There was only one way that I could confirm existed, which was this driveway: way/1341100200#map=17/38.260891/-77.635896

159812862 about 1 year ago

I've just deleted these ways. It looks like they are former or nonexistent ways which were erroneously created by TIGER. Not sure why they were tagged as footways, though.

160005496 about 1 year ago

Assuming that you are edops a.k.a. miela404 a.k.a. edemes a.k.a. frillwed a.k.a. cm81447, I am in the process of reverting some of your more-recent edits and I am positive that you are aware of why they're being reverted since you keep deleting your previous accounts and creating new ones each time you're blocked or confronted.

Assuming that this a new user suddenly making large undiscussed highway/place node edits just like edops, with the same changeset comments as edops, and editing in the same exact region as edops, I am going to, for the time being at least, revert your edits, and I apologize that you have to be caught in the crossfire due to the edit warrer/sockpuppeteer in the region. If you would like to make mass highway/place edits, it is highly appreciated that these be discussed with other editors first, especially in a contentious area like this and/or if you do not 100% understand what changes you are making.

159996404 about 1 year ago

Hello, please do not reclassify properly-tagged roads on OSM so that they could be routed along in a third party app. Parking aisle and driveway tags were all used accordingly here.

159300724 about 1 year ago

Hello, the expressway spur of US 52/WV 75 should not be classified as trunk as it only links to another primary route at its terminus. Expressway characteristics on non-Motorway roads of any type can be identified with the tag 'expressway=yes'.

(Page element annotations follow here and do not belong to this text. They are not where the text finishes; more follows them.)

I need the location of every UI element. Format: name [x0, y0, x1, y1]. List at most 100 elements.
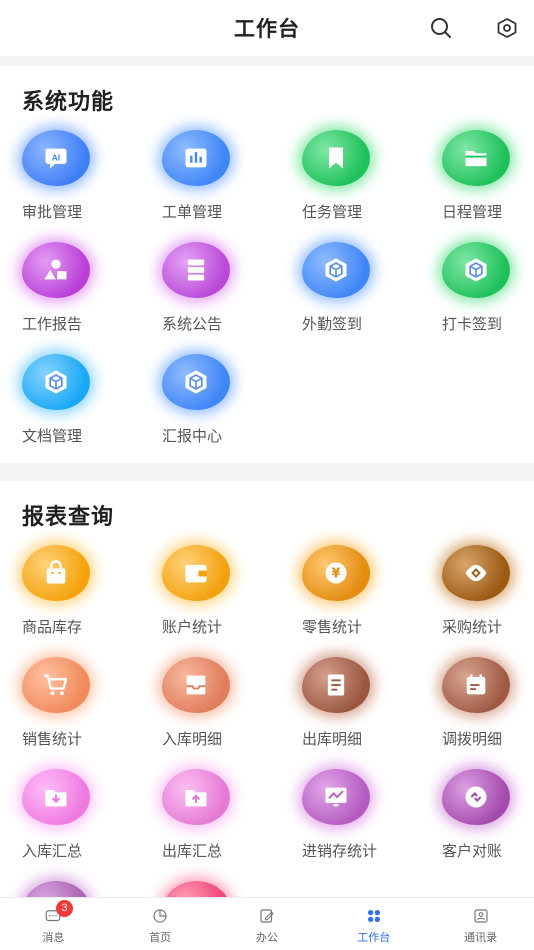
grid-item[interactable]: 采购统计	[420, 539, 534, 651]
tab-label: 办公	[255, 932, 278, 944]
inbox-icon	[186, 675, 206, 695]
svg-text:¥: ¥	[332, 567, 341, 582]
icon-badge	[162, 657, 230, 713]
icon-badge	[442, 769, 510, 825]
grid-item[interactable]: 外勤签到	[280, 236, 420, 348]
grid-item-label: 零售统计	[302, 619, 363, 636]
server-list-icon	[187, 259, 205, 281]
section-title: 报表查询	[22, 504, 115, 529]
icon-badge	[22, 354, 90, 410]
grid-item[interactable]: 工作报告	[0, 236, 140, 348]
grid-item-label: 客户对账	[442, 843, 503, 860]
tab-3[interactable]: 工作台	[320, 898, 427, 950]
grid-item[interactable]: 商品库存	[0, 539, 140, 651]
eye-settings-icon	[497, 18, 517, 38]
top-header: 工作台	[0, 0, 534, 56]
grid-item[interactable]: 出库汇总	[140, 763, 280, 875]
eye-diamond-icon	[465, 564, 487, 582]
tab-label: 通讯录	[464, 932, 498, 944]
grid-item[interactable]: 进销存统计	[280, 763, 420, 875]
icon-badge	[162, 354, 230, 410]
tab-1[interactable]: 首页	[107, 898, 214, 950]
grid-dots-icon	[367, 910, 380, 922]
grid-item[interactable]: 系统公告	[140, 236, 280, 348]
grid-item-label: 销售统计	[22, 731, 83, 748]
ai-chip-icon: AI	[45, 148, 67, 169]
monitor-chart-icon	[325, 787, 347, 807]
icon-badge	[302, 769, 370, 825]
wallet-icon	[185, 564, 207, 583]
icon-badge	[162, 545, 230, 601]
grid-item-label: 商品库存	[22, 619, 83, 636]
report-query-grid: 商品库存 账户统计 ¥ 零售统计 采购统计销售统计 入库明细 出库明细 调拨明细入库汇总 出库汇…	[0, 539, 534, 901]
grid-item-label: 工单管理	[162, 204, 223, 221]
bottom-tab-bar: 3 消息 首页 办公 工作台 通讯录	[0, 897, 534, 950]
grid-item[interactable]: 账户统计	[140, 539, 280, 651]
grid-item-label: 账户统计	[162, 619, 223, 636]
grid-item[interactable]: 汇报中心	[140, 348, 280, 460]
folder-upload-icon	[185, 790, 207, 807]
grid-item[interactable]: ¥ 零售统计	[280, 539, 420, 651]
grid-item-label: 出库明细	[302, 731, 363, 748]
icon-badge	[22, 657, 90, 713]
edit-note-icon	[260, 909, 274, 923]
grid-item[interactable]: 出库明细	[280, 651, 420, 763]
icon-badge	[162, 242, 230, 298]
grid-item[interactable]: 日程管理	[420, 124, 534, 236]
cube-icon	[325, 258, 347, 282]
grid-item-label: 任务管理	[302, 204, 363, 221]
grid-item-label: 外勤签到	[302, 316, 363, 333]
icon-badge	[22, 242, 90, 298]
icon-badge: ¥	[302, 545, 370, 601]
shopping-bag-icon	[46, 560, 66, 584]
tab-label: 消息	[42, 932, 65, 944]
document-icon	[327, 674, 345, 696]
grid-item-label: 工作报告	[22, 316, 83, 333]
grid-item[interactable]: 工单管理	[140, 124, 280, 236]
shapes-icon	[44, 259, 67, 280]
grid-item-label: 调拨明细	[442, 731, 503, 748]
system-functions-section: 系统功能 AI 审批管理 工单管理 任务管理 日程管理 工作报告 系统公告 外勤签到 打卡签到文…	[0, 66, 534, 463]
tab-0[interactable]: 3 消息	[0, 898, 107, 950]
folder-download-icon	[45, 790, 67, 807]
grid-item[interactable]: 文档管理	[0, 348, 140, 460]
grid-item-label: 入库汇总	[22, 843, 83, 860]
grid-item[interactable]: 入库汇总	[0, 763, 140, 875]
page-title: 工作台	[234, 18, 300, 41]
link-icon	[465, 786, 487, 808]
grid-item[interactable]: 调拨明细	[420, 651, 534, 763]
grid-item-label: 系统公告	[162, 316, 223, 333]
icon-badge	[442, 130, 510, 186]
tab-4[interactable]: 通讯录	[427, 898, 534, 950]
tab-label: 首页	[149, 932, 172, 944]
grid-item-label: 日程管理	[442, 204, 503, 221]
tab-2[interactable]: 办公	[214, 898, 321, 950]
grid-item[interactable]: AI 审批管理	[0, 124, 140, 236]
grid-item[interactable]: 入库明细	[140, 651, 280, 763]
pie-chart-icon	[153, 909, 167, 923]
tab-label: 工作台	[357, 932, 391, 944]
grid-item[interactable]: 销售统计	[0, 651, 140, 763]
grid-item-label: 进销存统计	[302, 843, 378, 860]
grid-item[interactable]: 客户对账	[420, 763, 534, 875]
calendar-icon	[466, 674, 486, 695]
search-button[interactable]	[427, 14, 455, 42]
cart-icon	[44, 674, 68, 696]
icon-badge	[442, 545, 510, 601]
icon-badge	[442, 657, 510, 713]
yen-coin-icon: ¥	[325, 562, 347, 584]
grid-item[interactable]: 任务管理	[280, 124, 420, 236]
report-query-section: 报表查询 商品库存 账户统计 ¥ 零售统计 采购统计销售统计 入库明细 出库明细 调拨明细入库…	[0, 481, 534, 901]
icon-badge	[302, 242, 370, 298]
icon-badge	[302, 657, 370, 713]
grid-item-label: 打卡签到	[442, 316, 503, 333]
grid-item[interactable]: 打卡签到	[420, 236, 534, 348]
icon-badge	[162, 130, 230, 186]
grid-item-label: 汇报中心	[162, 428, 223, 445]
icon-badge	[302, 130, 370, 186]
settings-button[interactable]	[493, 14, 521, 42]
search-icon	[431, 18, 451, 38]
bar-chart-icon	[185, 148, 207, 168]
grid-item-label: 出库汇总	[162, 843, 223, 860]
grid-item-label: 入库明细	[162, 731, 223, 748]
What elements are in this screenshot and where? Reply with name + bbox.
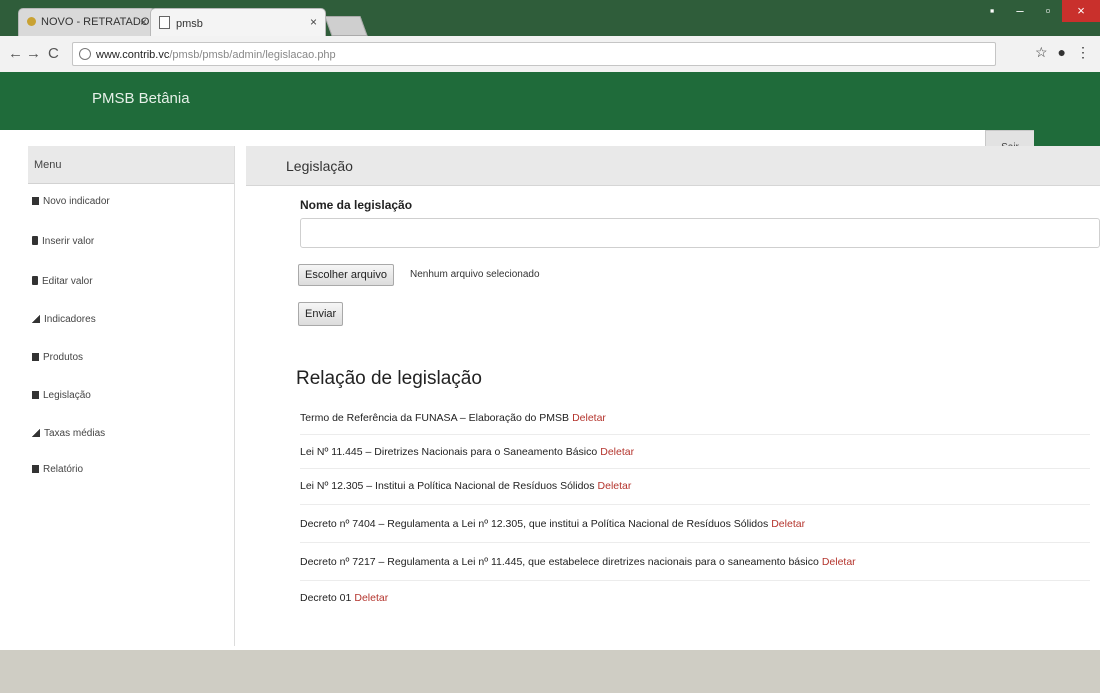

158434293 about 1 year ago

Hello. Generally, it is acceptable for 'shunpikes' that parallel toll roads to be tagged as trunk. See US 30 and I 70 around Bedford and Everett, PA, US 13 and DE 1 through Delaware, and US 50 in Fairfax County and Arlington, VA. Often times, these routes will see just as much, if not more traffic than the toll road. This section of Route 168 Business in particular sees ~1000 more daily traffic than mainline 168, according to AADT data.

158546452 about 1 year ago

Hello, Route 606 here should not be trunk as it does not serve as a major interregional route like Fairfax County Parkway or Route 50 do. The best classification here would be primary.

158435858 about 1 year ago

That's the name the road already had (partially). The church on the western end also is addressed to Crossroads Lane in records. The church's website shows that it's addressed to CR 128, so 'Crossroads Lane' could also be an alternative or historic name.

149413981 about 1 year ago

Not sure how I removed them but my guess is that it was accidental. I've readded the tags.